I know this flies in the face of the whole point of these read only systems, but unfortunately my wifi card (Qualcomm WCN7850 Wi-Fi 7 soldered into a Gigabyte Aero D TRX50 MB) is not supported by the shipped firmware for beta-40 Kinoite (or earlier, of course).
I swapped over to a mutable workstation install and was pretty easily able to get it working by pulling down a testing branch from one of the kernel maintainers. To get it working though I need to delete /lib/firmware/ath12k and replace it with some files from that repo, broadly following the directions laid out here. These files are write-protected in the atomic versions of Fedora though.
How could I most sustainably go about overlaying these changes? Brand-new to this immutable world so some hand holding would be appreciated. Sadly losing wifi is not a valid option so if the answer is just “You shouldn’t be doing that” then I guess I just have to fallback to workstation…
Thanks!
Edit: I posed my full solution below, but wanted to mark the source of the solution appropriately–just scroll down a bit for the solution steps.
On Fedora Atomic Desktops (the new and very needed name for all rpm-ostree variants) every file you add to such directories needs to be installed with a RPM.
So if you dont get RPM packages, you can build an RPM placing exactly the needed files in the right directories.
This is not that hard I think, but never did it myself yet.
But there are multiple things like boot targets or SDDM themes that need to be converted to RPM packages, which can then be layered with rpm-ostree install package.rpm
I was able to get it working following these steps:
Set up a copy of the ath12k directory in my home space with the updated firmware. Here I included both uncompressed (as per the guide posted above) and compressed (.xz) versions to ensure they would supersede the baked versions.

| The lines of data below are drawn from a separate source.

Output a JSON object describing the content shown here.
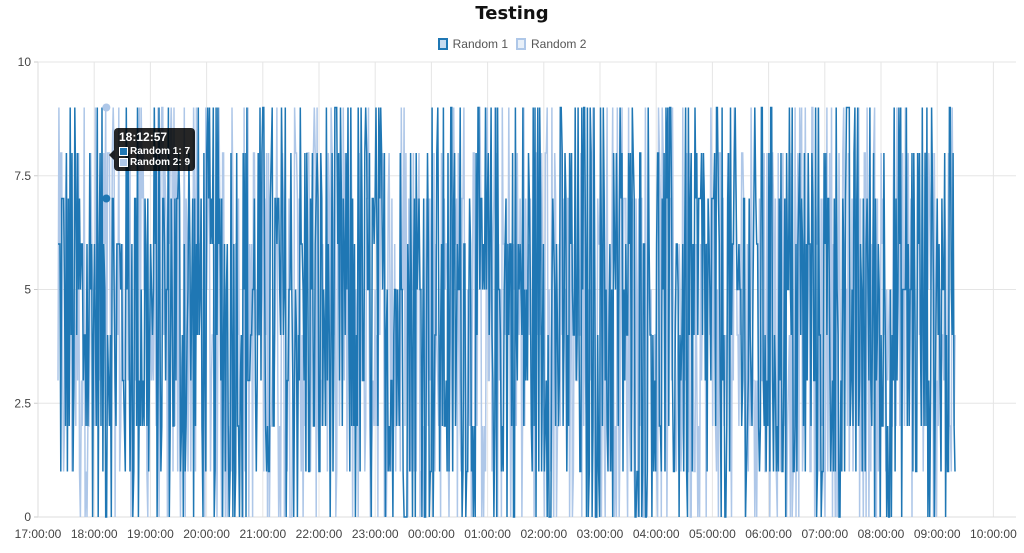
{
  "chart_data": {
    "type": "line",
    "title": "Testing",
    "xlabel": "",
    "ylabel": "",
    "ylim": [
      0,
      10
    ],
    "yticks": [
      "0",
      "2.5",
      "5",
      "7.5",
      "10"
    ],
    "xticks": [
      "17:00:00",
      "18:00:00",
      "19:00:00",
      "20:00:00",
      "21:00:00",
      "22:00:00",
      "23:00:00",
      "00:00:00",
      "01:00:00",
      "02:00:00",
      "03:00:00",
      "04:00:00",
      "05:00:00",
      "06:00:00",
      "07:00:00",
      "08:00:00",
      "09:00:00",
      "10:00:00"
    ],
    "x_range": [
      "17:00:00",
      "10:00:00"
    ],
    "data_range": [
      "~17:21",
      "~09:16"
    ],
    "grid": true,
    "legend_position": "top",
    "series": [
      {
        "name": "Random 1",
        "color": "#1f77b4",
        "value_range": [
          0,
          9
        ],
        "values_note": "random integers 0-9 sampled roughly every minute"
      },
      {
        "name": "Random 2",
        "color": "#aec7e8",
        "value_range": [
          0,
          9
        ],
        "values_note": "random integers 0-9 sampled roughly every minute"
      }
    ],
    "tooltip": {
      "time": "18:12:57",
      "values": [
        {
          "name": "Random 1",
          "value": 7
        },
        {
          "name": "Random 2",
          "value": 9
        }
      ]
    }
  },
  "legend": {
    "items": [
      {
        "label": "Random 1"
      },
      {
        "label": "Random 2"
      }
    ]
  },
  "tooltip": {
    "time": "18:12:57",
    "row1": "Random 1: 7",
    "row2": "Random 2: 9"
  },
  "colors": {
    "series1": "#1f77b4",
    "series2": "#aec7e8",
    "grid": "#e5e5e5"
  }
}
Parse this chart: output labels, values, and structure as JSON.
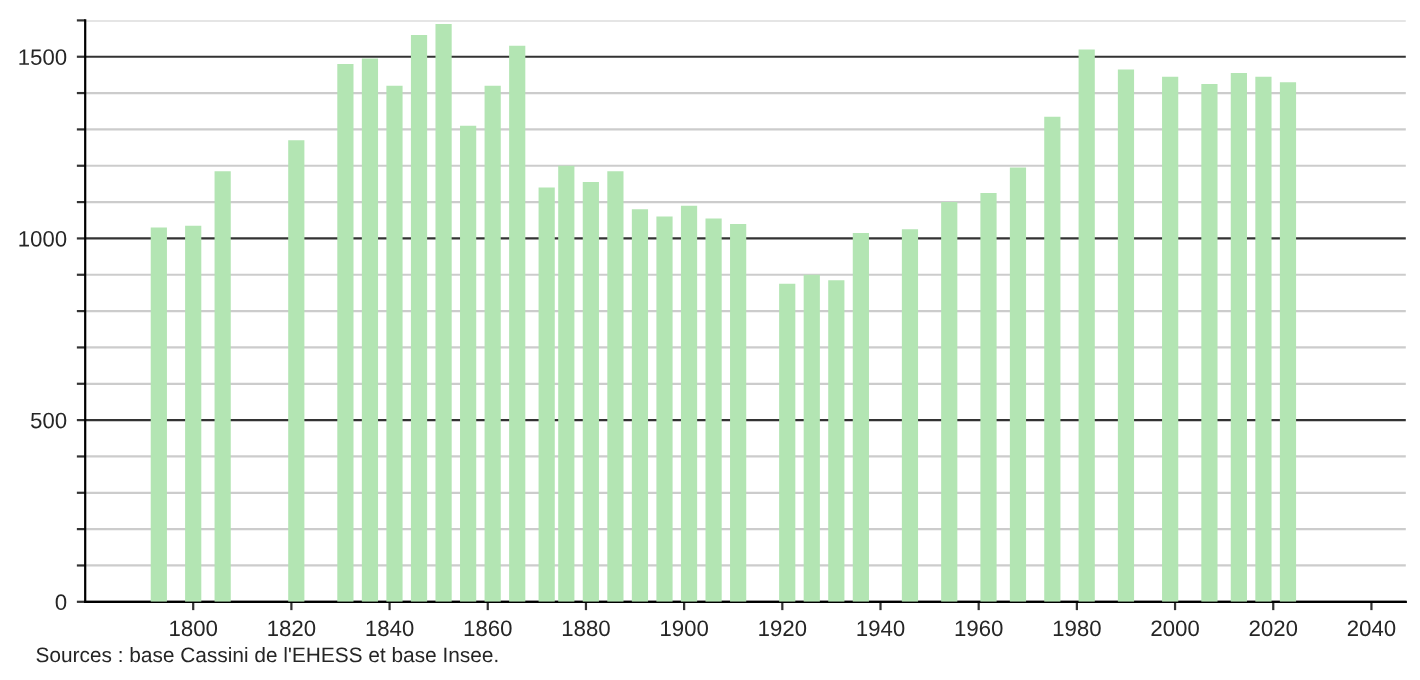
{
  "chart_data": {
    "type": "bar",
    "x": [
      1793,
      1800,
      1806,
      1821,
      1831,
      1836,
      1841,
      1846,
      1851,
      1856,
      1861,
      1866,
      1872,
      1876,
      1881,
      1886,
      1891,
      1896,
      1901,
      1906,
      1911,
      1921,
      1926,
      1931,
      1936,
      1946,
      1954,
      1962,
      1968,
      1975,
      1982,
      1990,
      1999,
      2007,
      2013,
      2018,
      2023
    ],
    "values": [
      1030,
      1035,
      1185,
      1270,
      1480,
      1495,
      1420,
      1560,
      1590,
      1310,
      1420,
      1530,
      1140,
      1200,
      1155,
      1185,
      1080,
      1060,
      1090,
      1055,
      1040,
      875,
      900,
      885,
      1015,
      1025,
      1100,
      1125,
      1195,
      1335,
      1520,
      1465,
      1445,
      1425,
      1455,
      1445,
      1430
    ],
    "color": "#b3e5b3",
    "xlim": [
      1778,
      2047
    ],
    "xticks": [
      1800,
      1820,
      1840,
      1860,
      1880,
      1900,
      1920,
      1940,
      1960,
      1980,
      2000,
      2020,
      2040
    ],
    "ylim": [
      0,
      1600
    ],
    "yticks": [
      0,
      {
        "value": 100,
        "label": null
      },
      {
        "value": 200,
        "label": null
      },
      {
        "value": 300,
        "label": null
      },
      {
        "value": 400,
        "label": null
      },
      500,
      {
        "value": 600,
        "label": null
      },
      {
        "value": 700,
        "label": null
      },
      {
        "value": 800,
        "label": null
      },
      {
        "value": 900,
        "label": null
      },
      1000,
      {
        "value": 1100,
        "label": null
      },
      {
        "value": 1200,
        "label": null
      },
      {
        "value": 1300,
        "label": null
      },
      {
        "value": 1400,
        "label": null
      },
      1500,
      {
        "value": 1600,
        "label": null
      }
    ],
    "grid": "y",
    "annotations": [
      "Sources : base Cassini de l'EHESS et base Insee."
    ]
  }
}
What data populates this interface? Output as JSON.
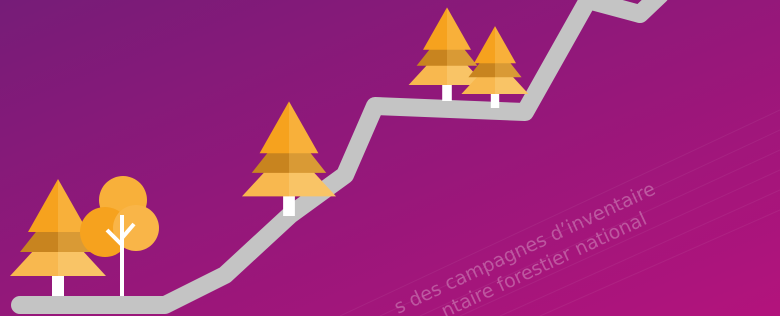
{
  "texts": [
    "s des campagnes d’inventaire",
    "ntaire forestier national"
  ]
}
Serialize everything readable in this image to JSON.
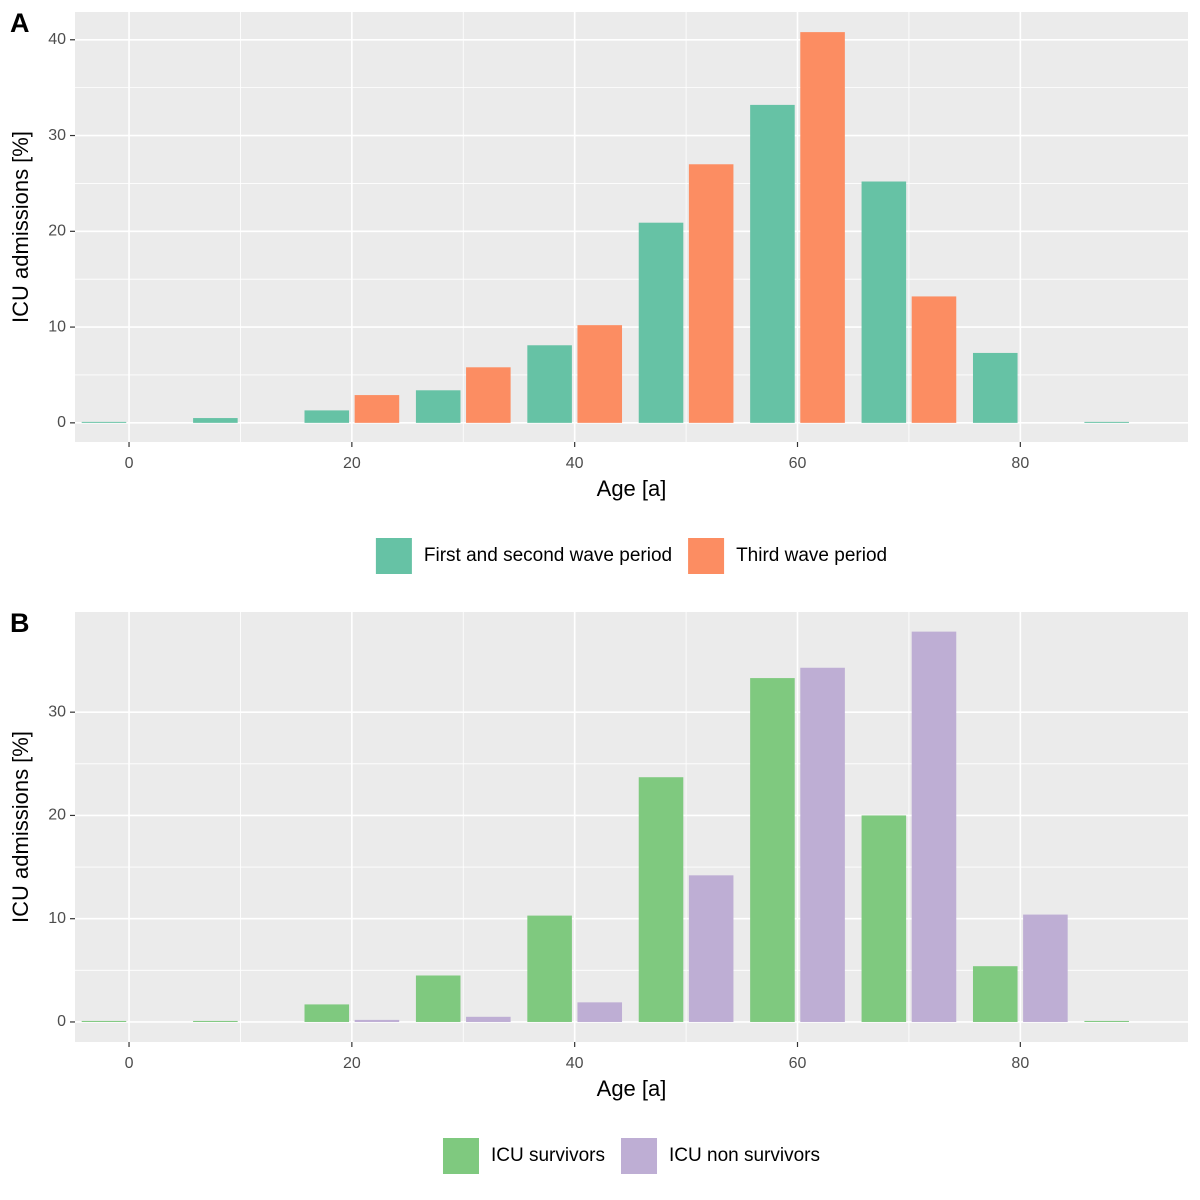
{
  "chart_data": [
    {
      "type": "bar",
      "label": "A",
      "x_label": "Age [a]",
      "y_label": "ICU admissions [%]",
      "x": [
        0,
        10,
        20,
        30,
        40,
        50,
        60,
        70,
        80,
        90
      ],
      "series": [
        {
          "name": "First and second wave period",
          "color": "#66c2a5",
          "values": [
            0.1,
            0.5,
            1.3,
            3.4,
            8.1,
            20.9,
            33.2,
            25.2,
            7.3,
            0.1
          ]
        },
        {
          "name": "Third wave period",
          "color": "#fc8d62",
          "values": [
            0,
            0,
            2.9,
            5.8,
            10.2,
            27.0,
            40.8,
            13.2,
            0,
            0
          ]
        }
      ],
      "xlim": [
        -4.85,
        95.05
      ],
      "ylim": [
        -2,
        42.9
      ],
      "xticks": [
        0,
        20,
        40,
        60,
        80
      ],
      "yticks": [
        0,
        10,
        20,
        30,
        40
      ],
      "grid": true,
      "legend": "bottom"
    },
    {
      "type": "bar",
      "label": "B",
      "x_label": "Age [a]",
      "y_label": "ICU admissions [%]",
      "x": [
        0,
        10,
        20,
        30,
        40,
        50,
        60,
        70,
        80,
        90
      ],
      "series": [
        {
          "name": "ICU survivors",
          "color": "#7fc97f",
          "values": [
            0.1,
            0.1,
            1.7,
            4.5,
            10.3,
            23.7,
            33.3,
            20.0,
            5.4,
            0.1
          ]
        },
        {
          "name": "ICU non survivors",
          "color": "#beaed4",
          "values": [
            0,
            0,
            0.2,
            0.5,
            1.9,
            14.2,
            34.3,
            37.8,
            10.4,
            0
          ]
        }
      ],
      "xlim": [
        -4.85,
        95.05
      ],
      "ylim": [
        -1.94,
        39.7
      ],
      "xticks": [
        0,
        20,
        40,
        60,
        80
      ],
      "yticks": [
        0,
        10,
        20,
        30
      ],
      "grid": true,
      "legend": "bottom"
    }
  ]
}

Used FPM to create an RPM: fpm -s dir -t rpm -n wifi7_patch ath12k=/lib/firmware/
Installed it with rpm-ostree with a forced overwrite of existing files: rpm-ostree install --force-replacefiles ./wifi7_patch-1.0-1.x86_64.rpm
Rebooted
And I’ve now got wireless! I’m not sure what I would have done if it were the case that I, for some reason, needed to delete a file as opposed to simply replace it, but this got me over the line in any case.